While Ivy League colleges don’t give athletic scholarships, a recent expansion of Harvard’s financial-aid program may have raised the school’s appeal to top recruits, said Charles Clotfelter, a Duke professor of public policy, economics and law. The enriched policy may let Harvard offer athletes aid packages that rival those of Division I schools that give full sports scholarships, he said.


“A lot of schools make trade-offs,” he said. “Now Harvard is facing the same issues.”


Basketball was one of six Harvard teams that ranked below the national average for their sports among private schools, according to the reports. The others that scored below the average of their peers were men’s skiing, tennis, and wrestling, and women’s skiing and tennis. The Harvard Crimson student newspaper previously reported on the rates.


Eligibility Risks
The NCAA’s academic progress rate monitors athletes’ eligibility for sports teams to determine whether schools can continue participating in sanctioned activities and events. The progress rating system’s purpose is aimed at ensuring that student-athletes stay on pace to graduate, and schools get points for players who maintain their qualifications for sports.

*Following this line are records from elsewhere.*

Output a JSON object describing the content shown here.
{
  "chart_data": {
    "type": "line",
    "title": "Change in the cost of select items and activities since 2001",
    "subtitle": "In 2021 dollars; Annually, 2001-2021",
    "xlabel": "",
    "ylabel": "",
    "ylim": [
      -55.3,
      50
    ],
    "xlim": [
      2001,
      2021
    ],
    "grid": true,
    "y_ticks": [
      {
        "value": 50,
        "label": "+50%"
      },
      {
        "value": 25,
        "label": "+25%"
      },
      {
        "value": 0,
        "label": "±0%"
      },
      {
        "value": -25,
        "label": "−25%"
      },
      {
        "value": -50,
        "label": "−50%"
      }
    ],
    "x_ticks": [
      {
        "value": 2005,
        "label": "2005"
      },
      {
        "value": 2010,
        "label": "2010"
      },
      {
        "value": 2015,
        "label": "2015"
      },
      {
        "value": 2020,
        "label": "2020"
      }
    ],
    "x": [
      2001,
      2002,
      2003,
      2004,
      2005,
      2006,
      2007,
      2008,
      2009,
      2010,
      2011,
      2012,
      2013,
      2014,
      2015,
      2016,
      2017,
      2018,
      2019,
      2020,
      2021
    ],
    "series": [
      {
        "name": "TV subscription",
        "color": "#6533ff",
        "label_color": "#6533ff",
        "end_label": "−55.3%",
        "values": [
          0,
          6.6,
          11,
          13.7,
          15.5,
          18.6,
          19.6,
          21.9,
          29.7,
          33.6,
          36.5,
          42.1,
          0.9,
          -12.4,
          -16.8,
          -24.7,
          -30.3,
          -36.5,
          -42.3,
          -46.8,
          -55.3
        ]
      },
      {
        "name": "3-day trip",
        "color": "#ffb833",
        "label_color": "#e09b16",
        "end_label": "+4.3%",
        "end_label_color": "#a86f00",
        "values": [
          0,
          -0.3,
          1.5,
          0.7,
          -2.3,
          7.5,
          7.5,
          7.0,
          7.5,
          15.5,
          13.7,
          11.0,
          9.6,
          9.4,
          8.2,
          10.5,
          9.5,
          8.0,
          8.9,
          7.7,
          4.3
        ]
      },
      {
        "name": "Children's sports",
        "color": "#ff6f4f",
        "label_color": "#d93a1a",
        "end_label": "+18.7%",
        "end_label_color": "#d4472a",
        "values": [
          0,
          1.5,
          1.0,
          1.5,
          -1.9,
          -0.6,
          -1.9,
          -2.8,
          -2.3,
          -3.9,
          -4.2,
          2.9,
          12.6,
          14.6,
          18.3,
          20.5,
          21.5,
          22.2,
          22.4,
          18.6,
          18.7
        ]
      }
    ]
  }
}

Schools whose ratings drop below certain levels may be subject to limited practices, reduced schedules, and other penalties including coaching suspensions.


The Harvard basketball team’s score for 2011-2012 alone was 925, which might put its NCAA eligibility at risk, according to the athletic association. Currently, teams must keep their four-year average above 900 or their average for the most recent two years above 930 to remain eligible, according to the athletic association. However, the eligibility limit for four-year scores will increase to 930 next year.

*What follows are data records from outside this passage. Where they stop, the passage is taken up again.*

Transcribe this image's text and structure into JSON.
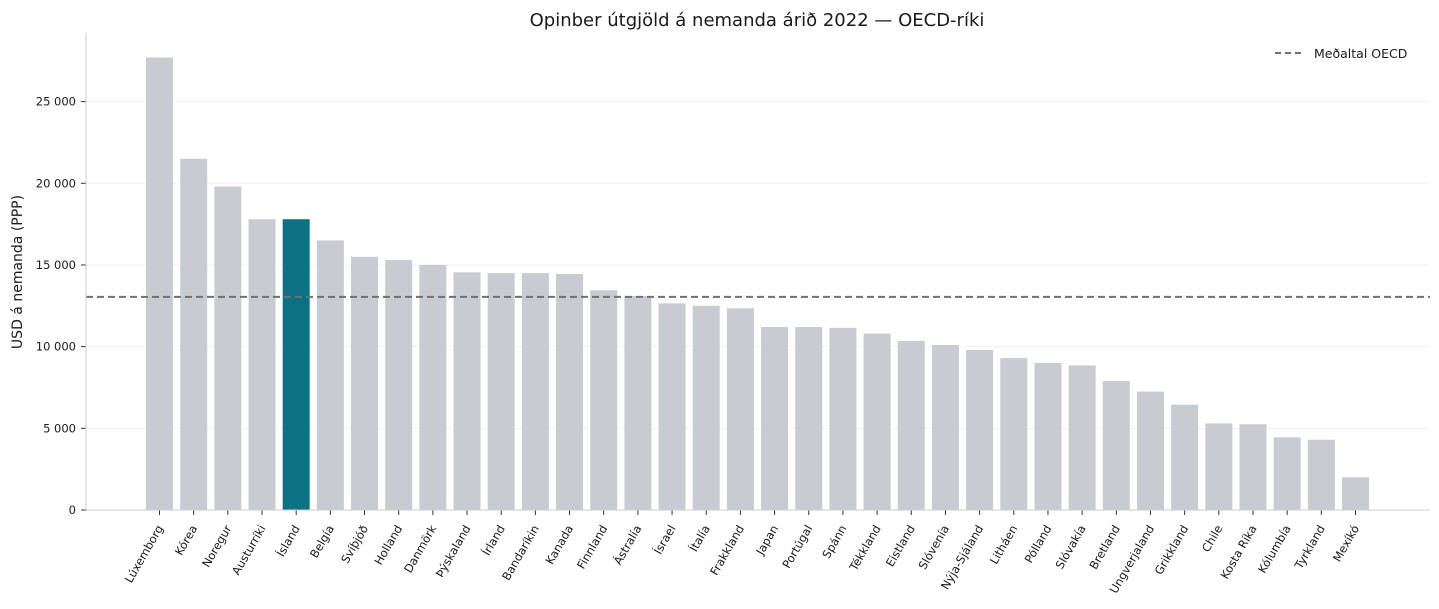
{
  "chart_data": {
    "type": "bar",
    "title": "Opinber útgjöld á nemanda árið 2022 — OECD-ríki",
    "xlabel": "",
    "ylabel": "USD á nemanda (PPP)",
    "ylim": [
      0,
      29200
    ],
    "yticks": [
      0,
      5000,
      10000,
      15000,
      20000,
      25000
    ],
    "ytick_labels": [
      "0",
      "5 000",
      "10 000",
      "15 000",
      "20 000",
      "25 000"
    ],
    "grid": "horizontal",
    "legend_position": "top-right",
    "highlight_category": "Ísland",
    "colors": {
      "bar": "#c8cbd1",
      "highlight": "#0c7182",
      "reference_line": "#707070",
      "axis": "#cccccc",
      "grid": "#f1f1f1"
    },
    "categories": [
      "Lúxemborg",
      "Kórea",
      "Noregur",
      "Austurríki",
      "Ísland",
      "Belgía",
      "Svíþjóð",
      "Holland",
      "Danmörk",
      "Þýskaland",
      "Írland",
      "Bandaríkin",
      "Kanada",
      "Finnland",
      "Ástralía",
      "Ísrael",
      "Ítalía",
      "Frakkland",
      "Japan",
      "Portúgal",
      "Spánn",
      "Tékkland",
      "Eistland",
      "Slóvenía",
      "Nýja-Sjáland",
      "Litháen",
      "Pólland",
      "Slóvakía",
      "Bretland",
      "Ungverjaland",
      "Grikkland",
      "Chile",
      "Kosta Ríka",
      "Kólumbía",
      "Tyrkland",
      "Mexíkó"
    ],
    "values": [
      27700,
      21500,
      19800,
      17800,
      17800,
      16500,
      15500,
      15300,
      15000,
      14550,
      14500,
      14500,
      14450,
      13450,
      13100,
      12650,
      12500,
      12350,
      11200,
      11200,
      11150,
      10800,
      10350,
      10100,
      9800,
      9300,
      9000,
      8850,
      7900,
      7250,
      6450,
      5300,
      5250,
      4450,
      4300,
      2000
    ],
    "reference_line": {
      "name": "Meðaltal OECD",
      "value": 13050
    }
  }
}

Columbia University’s team had the Ivy League’s second-lowest four-year rate for basketball at 981, and Cornell University in Ithaca, New York, led with a perfect four-year average of 1,000.


Cheating Scandal
Harvard has calculated that its basketball team will receive a perfect or near-perfect APR for the current academic year, Williamson said.


“This strong score will reaffirm the program’s continued commitment to academic achievement and ensure the team’s continued postseason eligibility,” he said in the statement.

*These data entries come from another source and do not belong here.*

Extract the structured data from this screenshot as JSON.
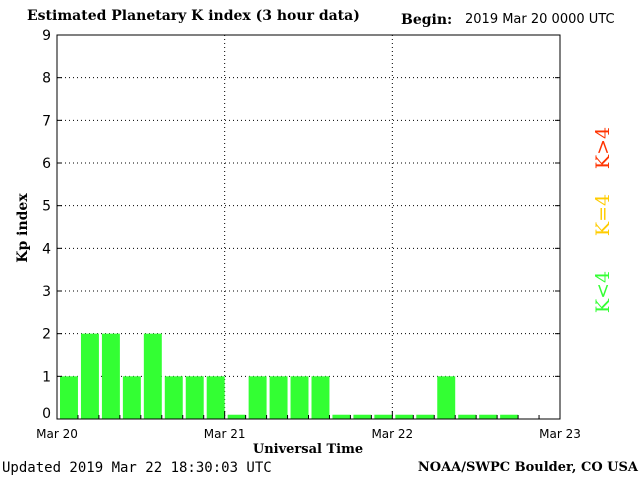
{
  "header": {
    "title": "Estimated Planetary K index (3 hour data)",
    "begin_label": "Begin:",
    "begin_value": "2019 Mar 20 0000 UTC"
  },
  "footer": {
    "updated": "Updated 2019 Mar 22 18:30:03 UTC",
    "credit": "NOAA/SWPC Boulder, CO USA"
  },
  "legend": {
    "items": [
      {
        "label": "K>4",
        "color": "#ff3300"
      },
      {
        "label": "K=4",
        "color": "#ffcc00"
      },
      {
        "label": "K<4",
        "color": "#33ff33"
      }
    ]
  },
  "chart_data": {
    "type": "bar",
    "title": "Estimated Planetary K index (3 hour data)",
    "xlabel": "Universal Time",
    "ylabel": "Kp index",
    "ylim": [
      0,
      9
    ],
    "yticks": [
      "0",
      "1",
      "2",
      "3",
      "4",
      "5",
      "6",
      "7",
      "8",
      "9"
    ],
    "x_tick_labels": [
      "Mar 20",
      "Mar 21",
      "Mar 22",
      "Mar 23"
    ],
    "x_period_hours": 3,
    "values": [
      1,
      2,
      2,
      1,
      2,
      1,
      1,
      1,
      0.1,
      1,
      1,
      1,
      1,
      0.1,
      0.1,
      0.1,
      0.1,
      0.1,
      1,
      0.1,
      0.1,
      0.1
    ],
    "bar_color": "#33ff33",
    "grid": true
  }
}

A cheating scandal at Harvard that began last year may have played a role in the downturn in progress rates. About 125 undergraduates came under suspicion when teachers reported finding evidence of inappropriate collaboration on a take-home exam for a government course.


About half of those involved withdrew from school for as long as a year, including basketball co-captains Brandyn Curry and Kyle Casey, who took the 2012-2013 year off. Players who take a year off may affect a team’s academic-progress rate, said Stacey Osburn, an NCAA spokeswoman.


Basketball teams are relatively small, and just a few dropouts can skew their APR scores, said Nathan Tublitz, vice-chair of the Coalition on Intercollegiate Athletics, a teachers’ group dedicated to reforming college sports.


‘Individual Explanations’
“If it’s just one or two students dropping out, there may be individual explanations,” said Tublitz, who is also a biology professor at the University of Oregon. “But if students were taking courses that were deemed easy to pad their GPAs or maintain eligibility, then shame on Harvard.”


Harvard’s graduation success rate, which the NCAA also tracks for eligibility for participating in tournaments, was 100 percent for the basketball team in 2011-2012, according to the NCAA.


Harvard’s basketball team gained its third consecutive championship in the eight-college Ivy League in the 2012-2013 season with 20 wins and 10 losses. In the NCAA national tournament, the Crimson, seeded 14th in their bracket, beat No. 3 New Mexico State in their first game, losing in the next round to the University of Arizona.


CBS Sports.com ranked Harvard 21st among college basketball teams in its April preseason predictions for the 2013-2014 season. The university has announced plans to build a new basketball arena in Allston, across the Charles River from the main campus in Cambridge.


Established in 1636 and with an endowment valued at $30.7 billion, Harvard is the oldest and richest U.S. university. Alumni of the college include Federal Reserve Chairman Ben S. Bernanke and Goldman Sachs Group Inc. Chief Executive Officer Lloyd Blankfein.